What this means for the future of air travel
Solar Impulse 2’s journey has proven that a single-seat airplane is capable of traveling long distances on sun power alone. But how likely are we to see multi-passenger, commercial aircrafts adopt a solar approach to fuel?
The fact is that clean, renewable energy has gained popularity in a variety of contexts for the last several years. For example, in 2006, the Arizona Corporation Commission enacted the Renewable Energy Standard and Tariff (REST), which stated that electric utility companies must produce at least 15 percent of their power from renewable sources by the year 2025. The use of solar power specifically has increased dramatically in homes since 2011. Solar energy sources, including heaters, water pumps and roofing panels, are in high demand and have dropped in cost over time.
But when it comes to air travel, the issue becomes a bit more complicated. The idea of solar-powered airplanes is interesting in theory — after all, the aviation industry accounts for 3 percent of society’s global warming footprint and is facing pressure to reduce its carbon dioxide emissions because of the deleterious effects on climate change.

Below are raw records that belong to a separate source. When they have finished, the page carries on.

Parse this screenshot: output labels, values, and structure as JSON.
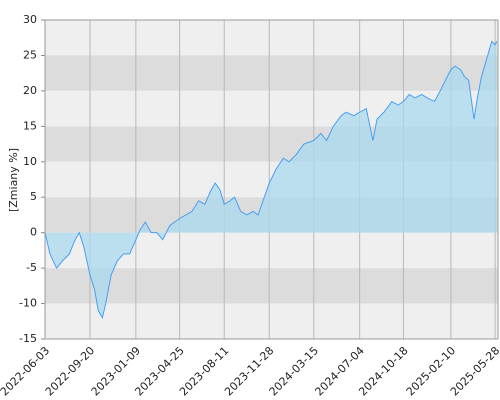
{
  "chart_data": {
    "type": "area",
    "y_label": "[Zmiany %]",
    "x": [
      "2022-06-03",
      "2022-06-15",
      "2022-07-01",
      "2022-07-15",
      "2022-08-01",
      "2022-08-15",
      "2022-08-25",
      "2022-09-05",
      "2022-09-20",
      "2022-10-01",
      "2022-10-10",
      "2022-10-20",
      "2022-10-28",
      "2022-11-10",
      "2022-11-25",
      "2022-12-10",
      "2022-12-25",
      "2023-01-09",
      "2023-01-20",
      "2023-02-01",
      "2023-02-15",
      "2023-03-01",
      "2023-03-15",
      "2023-04-01",
      "2023-04-25",
      "2023-05-10",
      "2023-05-25",
      "2023-06-10",
      "2023-06-25",
      "2023-07-10",
      "2023-07-20",
      "2023-08-01",
      "2023-08-11",
      "2023-08-25",
      "2023-09-05",
      "2023-09-20",
      "2023-10-05",
      "2023-10-20",
      "2023-11-01",
      "2023-11-10",
      "2023-11-28",
      "2023-12-15",
      "2024-01-01",
      "2024-01-15",
      "2024-02-01",
      "2024-02-20",
      "2024-03-15",
      "2024-04-01",
      "2024-04-15",
      "2024-05-01",
      "2024-05-20",
      "2024-06-01",
      "2024-06-20",
      "2024-07-04",
      "2024-07-20",
      "2024-08-05",
      "2024-08-15",
      "2024-09-01",
      "2024-09-20",
      "2024-10-05",
      "2024-10-18",
      "2024-11-01",
      "2024-11-15",
      "2024-12-01",
      "2024-12-15",
      "2025-01-01",
      "2025-01-15",
      "2025-02-01",
      "2025-02-10",
      "2025-02-20",
      "2025-03-05",
      "2025-03-15",
      "2025-03-25",
      "2025-04-07",
      "2025-04-15",
      "2025-04-25",
      "2025-05-10",
      "2025-05-20",
      "2025-05-28",
      "2025-06-01"
    ],
    "series": [
      {
        "color": "#4a9ff0",
        "fill": "#a9d9ef",
        "values": [
          0,
          -3,
          -5,
          -4,
          -3,
          -1,
          0,
          -2,
          -6,
          -8,
          -11,
          -12,
          -10,
          -6,
          -4,
          -3,
          -3,
          -1,
          0.5,
          1.5,
          0,
          0,
          -1,
          1,
          2,
          2.5,
          3,
          4.5,
          4,
          6,
          7,
          6,
          4,
          4.5,
          5,
          3,
          2.5,
          3,
          2.5,
          4,
          7,
          9,
          10.5,
          10,
          11,
          12.5,
          13,
          14,
          13,
          15,
          16.5,
          17,
          16.5,
          17,
          17.5,
          13,
          16,
          17,
          18.5,
          18,
          18.5,
          19.5,
          19,
          19.5,
          19,
          18.5,
          20,
          22,
          23,
          23.5,
          23,
          22,
          21.5,
          16,
          19,
          22,
          25,
          27,
          26.5,
          27
        ]
      }
    ],
    "xlim": [
      "2022-06-03",
      "2025-06-04"
    ],
    "xticks": [
      "2022-06-03",
      "2022-09-20",
      "2023-01-09",
      "2023-04-25",
      "2023-08-11",
      "2023-11-28",
      "2024-03-15",
      "2024-07-04",
      "2024-10-18",
      "2025-02-10",
      "2025-05-28"
    ],
    "ylim": [
      -15,
      30
    ],
    "yticks": [
      30,
      25,
      20,
      15,
      10,
      5,
      0,
      -5,
      -10,
      -15
    ],
    "grid": true
  }
}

The problem is this: Despite the success of the Solar Impulse project, it’s unlikely that solar technology can be applied to a passenger aircraft like a Boeing 747. Compared to the lightweight Solar Impulse 2, a Boeing 747 has a take-off weight of at least 350 tons, despite its relatively equal wingspan. It would be extremely difficult, if not impossible, for engineers to add enough solar panels to an airplane this heavy using existing technology.
Solar Impulse 2 is also extremely limited in speed, reaching a maximum of only 43 miles per hour (slower than a car or train). By contrast, passenger aircrafts often fly up to 570 miles per hour — and consumers aren’t likely to sacrifice travel speed in exchange for greener energy sources.
One more issue is that there’s a limit to how far a solar-powered plane can fly without stopping to recharge. That’s why Solar Impulse 2 has touched down so many times during its sojourn across the world. Since pilots can’t pull from a constant source of sunlight, particularly at night, Solar Impulse 2 must often rely on its Lithium-ion batteries, which means that the aircraft can only fly 1,000 kilometers at a time.
When asked at a press conference whether commercial airlines would ever be fueled by solar energy, Piccard said it would be “crazy to answer yes and stupid to answer no.” He continued: “Today we couldn’t have a solar-powered plane with 200 passengers. Maybe one day.”
So, don’t expect your vacations or business trips to be solar-powered any time soon. Nevertheless, the Solar Impulse initiative, with its high level of publicity and innovative nature, is still effecting immediate change by raising awareness about the importance of sustainable living — even if that means you’re just a little more diligent about recycling this year.